Contra la socialización estatal que padecemos, habremos de clamar con Vázquez de Mella: “más sociedad y menos Estado”, porque el Cuerpo Social no es menor de edad, necesitado de la tutela paternalista y providente de la Administración Pública. Se halla integrado, en escala ascendente que alcanza las fronteras del Estado, por unas comunidades que tienen fines propios y autónomos, capaces de gobernarse por sí mismas, y, por tanto, con plena personalidad y autarquía en la esfera de su competencia.

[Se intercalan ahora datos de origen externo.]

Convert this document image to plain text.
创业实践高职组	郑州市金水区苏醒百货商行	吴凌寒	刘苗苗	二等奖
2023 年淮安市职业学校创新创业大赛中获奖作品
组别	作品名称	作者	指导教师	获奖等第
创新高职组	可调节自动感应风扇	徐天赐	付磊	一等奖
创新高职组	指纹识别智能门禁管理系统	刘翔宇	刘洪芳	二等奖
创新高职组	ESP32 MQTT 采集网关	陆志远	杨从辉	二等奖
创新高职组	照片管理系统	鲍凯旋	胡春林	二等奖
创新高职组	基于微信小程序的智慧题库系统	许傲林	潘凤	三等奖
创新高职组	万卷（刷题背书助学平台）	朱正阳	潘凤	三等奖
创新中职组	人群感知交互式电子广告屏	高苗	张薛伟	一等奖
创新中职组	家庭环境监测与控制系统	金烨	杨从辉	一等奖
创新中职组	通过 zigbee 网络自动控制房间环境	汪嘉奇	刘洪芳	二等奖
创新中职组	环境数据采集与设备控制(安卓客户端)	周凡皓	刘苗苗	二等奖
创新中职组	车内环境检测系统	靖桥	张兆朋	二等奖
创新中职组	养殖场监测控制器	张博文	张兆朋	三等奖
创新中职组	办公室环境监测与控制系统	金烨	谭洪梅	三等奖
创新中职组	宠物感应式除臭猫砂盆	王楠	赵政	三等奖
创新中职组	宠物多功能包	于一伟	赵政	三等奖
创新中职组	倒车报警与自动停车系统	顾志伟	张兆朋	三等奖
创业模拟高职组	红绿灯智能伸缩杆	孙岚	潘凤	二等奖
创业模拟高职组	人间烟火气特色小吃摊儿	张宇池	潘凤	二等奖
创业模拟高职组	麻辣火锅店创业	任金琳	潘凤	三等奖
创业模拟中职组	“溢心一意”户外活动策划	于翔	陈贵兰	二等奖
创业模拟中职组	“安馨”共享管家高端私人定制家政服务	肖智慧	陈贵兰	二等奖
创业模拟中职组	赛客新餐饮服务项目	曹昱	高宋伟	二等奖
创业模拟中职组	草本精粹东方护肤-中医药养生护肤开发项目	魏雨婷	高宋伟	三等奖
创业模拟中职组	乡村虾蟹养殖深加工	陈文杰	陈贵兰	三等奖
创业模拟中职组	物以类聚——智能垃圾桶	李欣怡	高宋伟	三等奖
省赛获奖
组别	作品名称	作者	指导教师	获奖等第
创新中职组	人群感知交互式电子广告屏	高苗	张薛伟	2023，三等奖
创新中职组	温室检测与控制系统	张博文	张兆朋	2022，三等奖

El conjunto de todas ellas constituye una auténtica soberanía social, respecto a la cual la soberanía política del Estado tiene una misión subsidiaria, auxiliar y supletoria.

Por ello, cuando el Estado, olvidando esa función supletoria y auxiliar, se erige en protagonista y penetra en el ámbito de la competencia de las comunidades inferiores, contamina y vicia en origen las mismas instituciones que trata de regular.

Esos vicios de origen afectan, por ejemplo, a los proyectos de Ley de Régimen Local o de Colegios Profesionales. Cada Municipio, cada Colegio conoce mejor que el Estado sus propios problemas, sus propias necesidades y la forma más adecuada para promover las soluciones adecuadas. Los Municipios y los Colegios tienen su propia personalidad, origen de la diversidad entre ellos y de la diversa regulación que exigen. Personalidad que exige autarquía respecto al cumplimiento de sus fines específicos. Dadas esas condiciones, dictar una Ley uniforme e igualitarista de Régimen Local o de Colegios Profesionales no sólo constituye una intromisión en la legítima autonomía de esas instituciones, sino que además supone una deformidad parecida a la de colocar o vestir con un mismo traje a un enano y a un gigante.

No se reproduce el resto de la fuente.